Oregon and Nigerian Parents Share Similar Vaccination Rates for Different Reasons
New reports are indicating that both Oregon and the country of Nigeria are experiencing similar negative vaccination trends.
Which could lead to extensive infectious disease outbreaks.
According to the Centers for Disease Control and Prevention (CDC) and the World Health Organization (WHO) achieving 95 percent immunization density will produce ‘herd-immunity’.
The herd-immunity concept is based on a simple premise, which is keeping yourself, family and community healthy from vaccine-preventable diseases.
Germs and viruses can travel quickly through any community. But, when enough people are vaccinated, the germs can’t travel as easily from person to person.
Which means, the entire community is better protected from infectious diseases.
But, new vaccine exemption data regarding school-age children from the Oregon Health Authority (OHA) indicates Oregon will not achieve ‘herd-immunity’ soon.
According to the OHA, for the 2018 Fall academic year, 7.5 percent of Oregon kindergarten-aged students submitted non-medical vaccination exemption forms.
This means a student did not receive at least 1 of the state's required immunizations.
This new data indicates Oregon has experienced a significant reversal in vaccination rates in just 3 years.

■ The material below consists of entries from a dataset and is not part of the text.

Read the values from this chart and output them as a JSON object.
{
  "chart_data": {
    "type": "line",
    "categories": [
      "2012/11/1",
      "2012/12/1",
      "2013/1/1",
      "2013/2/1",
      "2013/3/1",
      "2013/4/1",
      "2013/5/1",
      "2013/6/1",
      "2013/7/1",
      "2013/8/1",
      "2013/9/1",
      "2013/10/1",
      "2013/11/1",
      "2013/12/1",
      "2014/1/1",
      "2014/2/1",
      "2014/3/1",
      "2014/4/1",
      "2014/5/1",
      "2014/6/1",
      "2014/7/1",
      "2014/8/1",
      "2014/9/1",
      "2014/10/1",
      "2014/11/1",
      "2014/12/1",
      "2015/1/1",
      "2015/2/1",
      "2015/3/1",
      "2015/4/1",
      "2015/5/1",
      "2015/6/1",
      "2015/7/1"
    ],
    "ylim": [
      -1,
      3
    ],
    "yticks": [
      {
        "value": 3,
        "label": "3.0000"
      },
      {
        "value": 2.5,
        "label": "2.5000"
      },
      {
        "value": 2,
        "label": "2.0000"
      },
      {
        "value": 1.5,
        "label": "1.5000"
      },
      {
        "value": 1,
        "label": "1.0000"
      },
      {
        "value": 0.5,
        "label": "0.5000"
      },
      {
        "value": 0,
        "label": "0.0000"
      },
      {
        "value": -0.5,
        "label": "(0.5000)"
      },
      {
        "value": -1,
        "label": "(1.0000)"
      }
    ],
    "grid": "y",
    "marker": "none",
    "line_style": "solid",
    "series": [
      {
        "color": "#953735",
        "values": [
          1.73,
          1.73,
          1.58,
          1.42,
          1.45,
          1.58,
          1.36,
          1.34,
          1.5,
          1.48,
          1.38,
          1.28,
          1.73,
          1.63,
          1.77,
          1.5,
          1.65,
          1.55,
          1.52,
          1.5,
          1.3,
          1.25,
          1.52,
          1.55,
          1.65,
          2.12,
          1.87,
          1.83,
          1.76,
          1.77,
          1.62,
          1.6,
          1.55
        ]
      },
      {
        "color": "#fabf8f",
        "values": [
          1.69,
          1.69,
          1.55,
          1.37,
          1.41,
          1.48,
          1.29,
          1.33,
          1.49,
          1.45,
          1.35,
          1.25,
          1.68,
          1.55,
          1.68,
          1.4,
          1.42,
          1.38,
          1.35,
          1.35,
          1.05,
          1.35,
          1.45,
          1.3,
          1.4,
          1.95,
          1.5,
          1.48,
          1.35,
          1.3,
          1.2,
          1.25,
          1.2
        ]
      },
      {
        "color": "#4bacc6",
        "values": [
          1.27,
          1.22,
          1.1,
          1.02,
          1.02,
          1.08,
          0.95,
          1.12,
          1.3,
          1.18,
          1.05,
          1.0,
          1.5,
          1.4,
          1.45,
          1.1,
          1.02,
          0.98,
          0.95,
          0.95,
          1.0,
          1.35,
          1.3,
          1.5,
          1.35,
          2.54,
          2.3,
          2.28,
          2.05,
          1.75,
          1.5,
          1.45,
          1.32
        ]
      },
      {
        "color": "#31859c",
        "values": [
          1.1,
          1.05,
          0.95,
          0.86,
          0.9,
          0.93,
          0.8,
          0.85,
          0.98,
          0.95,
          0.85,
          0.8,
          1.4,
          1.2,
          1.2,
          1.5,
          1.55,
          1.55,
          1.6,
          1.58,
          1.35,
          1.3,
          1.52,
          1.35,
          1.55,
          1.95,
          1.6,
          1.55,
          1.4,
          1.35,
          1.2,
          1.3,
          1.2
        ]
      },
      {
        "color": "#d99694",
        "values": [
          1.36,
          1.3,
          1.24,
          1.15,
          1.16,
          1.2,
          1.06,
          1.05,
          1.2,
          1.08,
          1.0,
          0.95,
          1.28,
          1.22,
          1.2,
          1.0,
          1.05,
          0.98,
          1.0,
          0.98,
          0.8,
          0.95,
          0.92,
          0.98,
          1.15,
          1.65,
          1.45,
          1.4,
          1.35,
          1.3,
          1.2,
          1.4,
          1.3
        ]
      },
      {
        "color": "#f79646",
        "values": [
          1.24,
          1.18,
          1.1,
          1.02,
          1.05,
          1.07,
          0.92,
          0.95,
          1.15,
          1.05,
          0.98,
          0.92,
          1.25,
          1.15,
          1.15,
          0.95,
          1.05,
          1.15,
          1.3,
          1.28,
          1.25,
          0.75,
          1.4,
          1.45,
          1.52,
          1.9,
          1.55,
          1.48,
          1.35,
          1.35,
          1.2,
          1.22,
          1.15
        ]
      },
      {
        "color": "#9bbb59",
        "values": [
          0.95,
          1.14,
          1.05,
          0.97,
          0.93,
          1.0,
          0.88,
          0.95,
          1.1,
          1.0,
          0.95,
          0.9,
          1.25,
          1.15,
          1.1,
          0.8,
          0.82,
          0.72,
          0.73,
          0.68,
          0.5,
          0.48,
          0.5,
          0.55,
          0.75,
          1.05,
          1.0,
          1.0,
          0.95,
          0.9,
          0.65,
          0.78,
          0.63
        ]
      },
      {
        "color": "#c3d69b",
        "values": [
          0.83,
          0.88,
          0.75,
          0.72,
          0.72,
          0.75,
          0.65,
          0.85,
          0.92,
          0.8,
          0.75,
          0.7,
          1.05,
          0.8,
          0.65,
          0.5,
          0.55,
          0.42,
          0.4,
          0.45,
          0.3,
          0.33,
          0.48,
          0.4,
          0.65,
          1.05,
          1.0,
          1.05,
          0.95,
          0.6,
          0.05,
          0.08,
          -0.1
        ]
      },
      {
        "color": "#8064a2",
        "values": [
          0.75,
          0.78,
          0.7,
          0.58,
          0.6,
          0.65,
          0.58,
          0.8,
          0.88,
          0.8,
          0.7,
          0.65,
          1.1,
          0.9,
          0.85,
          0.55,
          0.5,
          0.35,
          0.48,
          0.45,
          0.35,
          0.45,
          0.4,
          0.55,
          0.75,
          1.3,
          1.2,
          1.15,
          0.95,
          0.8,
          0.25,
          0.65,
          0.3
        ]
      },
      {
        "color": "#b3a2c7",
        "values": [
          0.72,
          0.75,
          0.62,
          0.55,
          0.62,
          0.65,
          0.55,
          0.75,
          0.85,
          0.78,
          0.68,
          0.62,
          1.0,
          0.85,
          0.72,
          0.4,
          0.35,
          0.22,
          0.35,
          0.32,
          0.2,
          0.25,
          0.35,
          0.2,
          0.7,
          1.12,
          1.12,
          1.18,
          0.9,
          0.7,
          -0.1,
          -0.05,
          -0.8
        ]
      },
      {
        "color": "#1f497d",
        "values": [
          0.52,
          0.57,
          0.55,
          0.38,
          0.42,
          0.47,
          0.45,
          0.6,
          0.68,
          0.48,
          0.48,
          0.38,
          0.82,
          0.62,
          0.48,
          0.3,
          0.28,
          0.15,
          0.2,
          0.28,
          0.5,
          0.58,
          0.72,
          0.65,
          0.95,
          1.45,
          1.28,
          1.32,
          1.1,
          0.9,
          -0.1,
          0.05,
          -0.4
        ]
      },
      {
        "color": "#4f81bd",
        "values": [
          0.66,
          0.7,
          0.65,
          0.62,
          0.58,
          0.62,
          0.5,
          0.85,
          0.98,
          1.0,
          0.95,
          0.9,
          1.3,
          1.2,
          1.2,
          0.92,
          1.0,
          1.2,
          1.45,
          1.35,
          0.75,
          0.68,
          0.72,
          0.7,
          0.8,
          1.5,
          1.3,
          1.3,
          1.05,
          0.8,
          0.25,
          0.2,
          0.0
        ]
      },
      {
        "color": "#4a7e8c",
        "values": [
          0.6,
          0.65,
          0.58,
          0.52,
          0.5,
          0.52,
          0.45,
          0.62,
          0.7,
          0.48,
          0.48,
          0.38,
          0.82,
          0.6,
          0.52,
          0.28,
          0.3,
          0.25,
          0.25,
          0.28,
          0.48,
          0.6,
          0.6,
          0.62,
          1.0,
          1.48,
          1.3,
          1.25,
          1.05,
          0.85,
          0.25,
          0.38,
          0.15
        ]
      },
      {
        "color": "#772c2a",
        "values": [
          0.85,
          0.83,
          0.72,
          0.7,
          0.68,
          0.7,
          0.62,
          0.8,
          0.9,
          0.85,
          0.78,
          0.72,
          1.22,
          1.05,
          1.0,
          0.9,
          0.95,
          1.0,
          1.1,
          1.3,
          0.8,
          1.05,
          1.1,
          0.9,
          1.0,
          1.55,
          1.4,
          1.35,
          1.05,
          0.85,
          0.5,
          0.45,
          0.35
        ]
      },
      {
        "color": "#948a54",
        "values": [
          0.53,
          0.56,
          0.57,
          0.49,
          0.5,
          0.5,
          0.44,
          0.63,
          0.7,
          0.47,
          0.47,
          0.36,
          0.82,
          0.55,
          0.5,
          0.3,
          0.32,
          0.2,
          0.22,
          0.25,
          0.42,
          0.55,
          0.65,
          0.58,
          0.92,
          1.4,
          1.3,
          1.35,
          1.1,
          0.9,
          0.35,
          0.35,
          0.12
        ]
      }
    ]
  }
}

In 2015, a new Oregon law clarifying the vaccine exemption process was implemented, and the vaccine exemption rate quickly dropped to 5.8 percent.
Since 2015, vaccination exemptions have increased by 29 percent for incoming kindergarten students.
For a national perspective, the average for non-medical vaccine exemptions in 2016 was 2.25 percent, reports the CDC.
Oregon requires students to be vaccinated against diseases such as diphtheria, tetanus, pertussis, polio, chickenpox, measles, mumps, rubella and hepatitis.
Stacy de Assis Matthews, the School Immunization Coordinator at the PHA, said: “In schools where there are a large number of non-vaccinated students, it’s possible for diseases like measles and whooping cough to become outbreaks.”
“We’re especially worried that a case of a vaccine-preventable disease could affect somebody who is medically unable to be immunized,” said Matthews.
Vaccine hesitancy is not a new phenomenon around the world.
Since vaccines were first introduced, there has been a subset of the population opposed to them for a variety of reasons.
In a recent study led by Dr. Paul Delamater, Assistant Professor at the University of North Carolina suggests that vaccine refusal is a self-reinforcing process.
“This means, when more people refuse vaccination in a region, the more socially acceptable refusals become,” said Dr. Delamater.
Separately, according to previous reporting by Time, the best school-by-school vaccine exemption indicator is parental economics.
This means the better off financially the parents are, the more statistically likely they are to apply for personal-belief, vaccination exemptions.
Both the CDC and WHO say before vaccines, many children died from diseases that vaccines now prevent, such as whooping cough, measles, and polio.
Those same germs exist today, in the USA and around the world.
Moreover, in today’s healthcare cost debate, it is proven that vaccine-preventable diseases have a costly impact, resulting in increased doctor’s visits, hospitalizations, and premature deaths.
The CDC estimates that vaccinations will prevent more than 21 million hospitalizations and 732,000 deaths among children born in the last 20 years.
Vaccinations save nearly $295 billion in direct costs and $1.38 trillion in total societal costs.